In the hotel he had a good mild wine with his meal; he had ordered the wine at random, but noted its name. There were few things that helped you, few that comforted and made life easier; it was important to know what these few things were. This wine was one such, and the southern air and landscape another. What else? Were there more? Yes, thinking was another of those comforting things that did you good and helped you live. But not all kinds of thinking. Oh no, there was a way of thinking that was torture and madness. There was a way of thinking that was a pawing over of what could not be changed and led to nothing but disgust, worry, and surfeit with life. What you had to seek and learn was a different kind of thinking. Was it a form of thinking at all? It was a condition, an inner state, which could last only for moments and was spoiled by strenuous efforts to think. In
this highly desirable state you had inspirations, memories, visions, fantasies, insights of a special kind. The thought (or dream) of the automobile was of that good and comforting kind, and so was the sudden memory of Wagner the killer and of that discussion about him years ago. The curious insight about the name Klein was another. When you had such thoughts, such inspirations, the anxiety receded for a few moments and the horrible sense of nausea gave way to a rapid flash of security. Then the feeling came that all was well, that loneliness was proud and strong, the past overcome, the near future without terrors.

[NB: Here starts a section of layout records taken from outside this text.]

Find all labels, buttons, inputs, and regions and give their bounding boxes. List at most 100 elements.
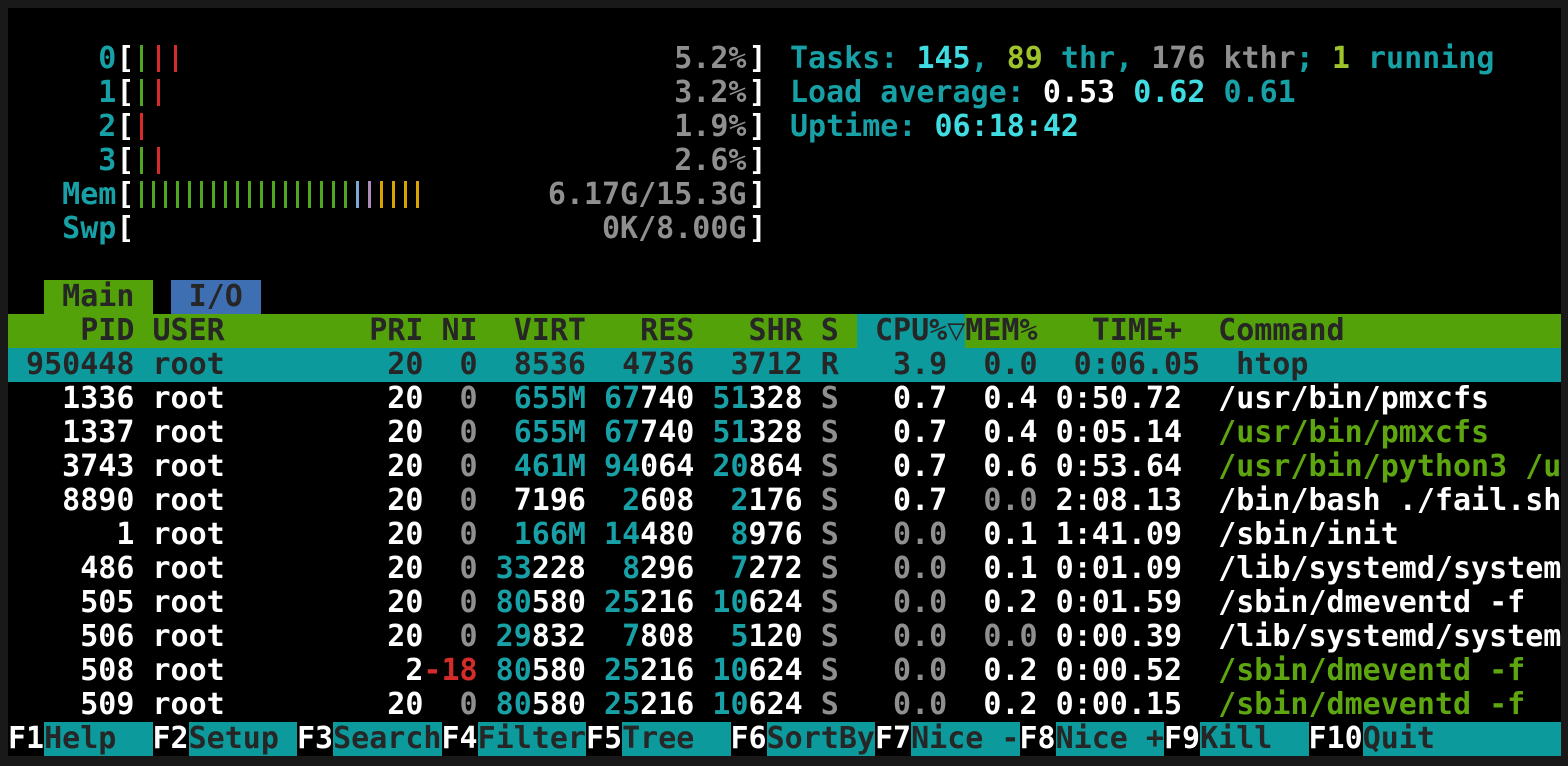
- process-row-486[interactable]: 486 root 20 0 33228 8296 7272 S 0.0 0.1 …: [8, 552, 1561, 586]
- process-cell: 8: [622, 552, 641, 586]
- fn-label-filter[interactable]: Filter: [477, 722, 586, 756]
- meter-open-bracket: [: [116, 110, 135, 144]
- fn-key-F5[interactable]: F5: [586, 722, 623, 756]
- header-columns-right[interactable]: MEM% TIME+ Command: [965, 314, 1561, 348]
- fn-label-nice-minus[interactable]: Nice -: [911, 722, 1020, 756]
- process-cell: 8890 root 20: [8, 484, 424, 518]
- process-row-506[interactable]: 506 root 20 0 29832 7808 5120 S 0.0 0.0 …: [8, 620, 1561, 654]
- process-cell: S: [820, 688, 839, 722]
- uptime-segment: 06:18:42: [934, 110, 1080, 144]
- process-cell: [586, 450, 604, 484]
- process-cell: /usr/bin/pmxcfs: [1182, 416, 1490, 450]
- meter-open-bracket: [: [116, 144, 135, 178]
- tab-main[interactable]: Main: [44, 280, 153, 314]
- process-cell: S: [820, 518, 839, 552]
- process-row-1[interactable]: 1 root 20 0 166M 14480 8976 S 0.0 0.1 1:…: [8, 518, 1561, 552]
- process-row-509[interactable]: 509 root 20 0 80580 25216 10624 S 0.0 0.…: [8, 688, 1561, 722]
- meter-close-bracket: ]: [748, 212, 767, 246]
- tasks-summary-segment: thr: [1042, 42, 1116, 76]
- meter-close-bracket: ]: [748, 42, 767, 76]
- meter-tick: [152, 181, 156, 208]
- process-cell: 80: [495, 654, 532, 688]
- fn-key-F3[interactable]: F3: [297, 722, 334, 756]
- fn-key-F4[interactable]: F4: [441, 722, 478, 756]
- meter-tick: [140, 181, 144, 208]
- process-cell: 20: [712, 450, 749, 484]
- process-cell: 624: [748, 688, 821, 722]
- cpu-0-meter-value: 5.2%: [674, 42, 747, 76]
- fn-key-F6[interactable]: F6: [730, 722, 767, 756]
- process-row-950448[interactable]: 950448 root 20 0 8536 4736 3712 R 3.9 0.…: [8, 348, 1561, 382]
- tasks-summary-segment: Tasks:: [790, 42, 917, 76]
- fn-key-F9[interactable]: F9: [1164, 722, 1201, 756]
- tasks-summary-segment: ,: [970, 42, 1007, 76]
- process-cell: 0.1: [965, 552, 1038, 586]
- process-cell: 0.7: [838, 416, 966, 450]
- header-columns-left[interactable]: PID USER PRI NI VIRT RES SHR S: [8, 314, 857, 348]
- process-cell: 0.0: [838, 620, 966, 654]
- process-cell: 0: [423, 620, 478, 654]
- process-cell: 2: [622, 484, 641, 518]
- tasks-summary: Tasks: 145, 89 thr, 176 kthr; 1 running: [790, 42, 1494, 76]
- meter-tick: [404, 181, 408, 208]
- process-cell: 509 root 20: [8, 688, 424, 722]
- process-cell: 328: [748, 416, 821, 450]
- fn-label-kill[interactable]: Kill: [1200, 722, 1309, 756]
- process-cell: 166M: [513, 518, 586, 552]
- process-cell: 0.6: [965, 450, 1038, 484]
- process-cell: 5: [730, 620, 749, 654]
- fn-label-setup[interactable]: Setup: [188, 722, 297, 756]
- meter-open-bracket: [: [116, 42, 135, 76]
- process-row-508[interactable]: 508 root 2-18 80580 25216 10624 S 0.0 0.…: [8, 654, 1561, 688]
- process-row-8890[interactable]: 8890 root 20 0 7196 2608 2176 S 0.7 0.0 …: [8, 484, 1561, 518]
- process-cell: 0: [423, 586, 478, 620]
- process-cell: 505 root 20: [8, 586, 424, 620]
- fn-label-sortby[interactable]: SortBy: [766, 722, 875, 756]
- htop-terminal: 0[5.2%] 1[3.2%] 2[1.9%] 3[2.6%] Mem[6.17G/15…: [8, 8, 1561, 756]
- fn-label-search[interactable]: Search: [333, 722, 442, 756]
- process-cell: [478, 688, 496, 722]
- mem-meter-label: Mem: [62, 178, 117, 212]
- process-cell: 486 root 20: [8, 552, 424, 586]
- process-cell: 508 root 2: [8, 654, 424, 688]
- meter-tick: [416, 181, 420, 208]
- meter-tick: [212, 181, 216, 208]
- fn-key-F7[interactable]: F7: [875, 722, 912, 756]
- tasks-summary-segment: 145: [916, 42, 971, 76]
- fn-label-nice-plus[interactable]: Nice +: [1055, 722, 1164, 756]
- process-cell: [478, 654, 496, 688]
- process-cell: S: [820, 620, 839, 654]
- spacer: [8, 280, 44, 314]
- fn-key-F1[interactable]: F1: [8, 722, 45, 756]
- process-cell: S: [820, 586, 839, 620]
- tasks-summary-segment: ,: [1115, 42, 1152, 76]
- process-cell: 0:00.15: [1037, 688, 1183, 722]
- meter-tick: [260, 181, 264, 208]
- meter-tick: [308, 181, 312, 208]
- meter-open-bracket: [: [116, 76, 135, 110]
- process-cell: 8: [730, 518, 749, 552]
- spacer: [153, 280, 171, 314]
- process-cell: 0: [423, 688, 478, 722]
- process-row-1337[interactable]: 1337 root 20 0 655M 67740 51328 S 0.7 0.…: [8, 416, 1561, 450]
- process-row-1336[interactable]: 1336 root 20 0 655M 67740 51328 S 0.7 0.…: [8, 382, 1561, 416]
- tasks-summary-segment: 1: [1331, 42, 1350, 76]
- fn-label-quit[interactable]: Quit: [1362, 722, 1561, 756]
- process-row-505[interactable]: 505 root 20 0 80580 25216 10624 S 0.0 0.…: [8, 586, 1561, 620]
- process-cell: /bin/bash ./fail.sh: [1182, 484, 1561, 518]
- meter-tick: [284, 181, 288, 208]
- process-cell: /lib/systemd/system: [1182, 620, 1561, 654]
- tab-io[interactable]: I/O: [170, 280, 261, 314]
- process-row-3743[interactable]: 3743 root 20 0 461M 94064 20864 S 0.7 0.…: [8, 450, 1561, 484]
- sort-column-cpu[interactable]: CPU%▽: [856, 314, 966, 348]
- process-table-header[interactable]: PID USER PRI NI VIRT RES SHR S CPU%▽MEM%…: [8, 314, 1561, 348]
- fn-key-F8[interactable]: F8: [1019, 722, 1056, 756]
- meter-tick: [157, 147, 161, 174]
- meter-tick: [356, 181, 360, 208]
- process-cell: 0.7: [838, 382, 966, 416]
- fn-label-help[interactable]: Help: [44, 722, 153, 756]
- fn-key-F2[interactable]: F2: [152, 722, 189, 756]
- fn-key-F10[interactable]: F10: [1308, 722, 1363, 756]
- fn-label-tree[interactable]: Tree: [622, 722, 731, 756]
- process-cell: 461M: [513, 450, 586, 484]
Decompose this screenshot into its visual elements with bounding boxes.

This was something he had to grasp, something he had to teach himself. His salvation lay in such thoughts, in finding his way to them, in evoking them from himself and cultivating them. He pondered and pondered. He did not know how he had passed the afternoon; the hours melted away as if in sleep, and perhaps he actually had slept—who could tell. Again and again his thoughts circled around that mystery. He thought hard and long about his encounter with the yellow-haired girl. What did she mean? How was it that this brief episode, that momentary exchange of glances with an alien, beautiful, but reprehensible woman should for long hours have become the source of thoughts, feelings, excitements, memories, self-torments, indictments? How was it? Did this sort of thing happen to others also? Why had her figure, her walk, her leg, her shoes and stockings delighted him for the fraction of a moment? And then why had her coolly appraising look so severely disillusioned him? Why had that annoying look not merely disillusioned him and shaken him from his brief, erotic enchantment, but also insulted, offended, and devalued him to himself? Why had he opposed that glance with words and memories that belonged entirely to his former world, that no longer had any meaning? Why had he adduced reasons he no longer believed in? He had summoned up his wife’s judgments, his colleagues’ words, his former self’s thoughts and opinions, the ideas of the respectable citizen and official he no longer was, to attack that yellow-haired woman and her scathing glance. He had felt the need to use every conceivable means to justify himself in the face of that glance, and he should have realized that all his means were a heap of old coins that would no longer pass for currency. And all these painful, protracted considerations had yielded nothing but heavy spirits, uneasiness, and painful feelings of his own wrongness. But for a single moment he had felt that other, so intensely desirable condition; for a moment he had inwardly shaken his head over all these painful considerations and had known better. He had known, for just a second, this: My thoughts about the yellow-haired girl are stupid and unworthy. She is as subject to fate as I am. God loves her as he loves me.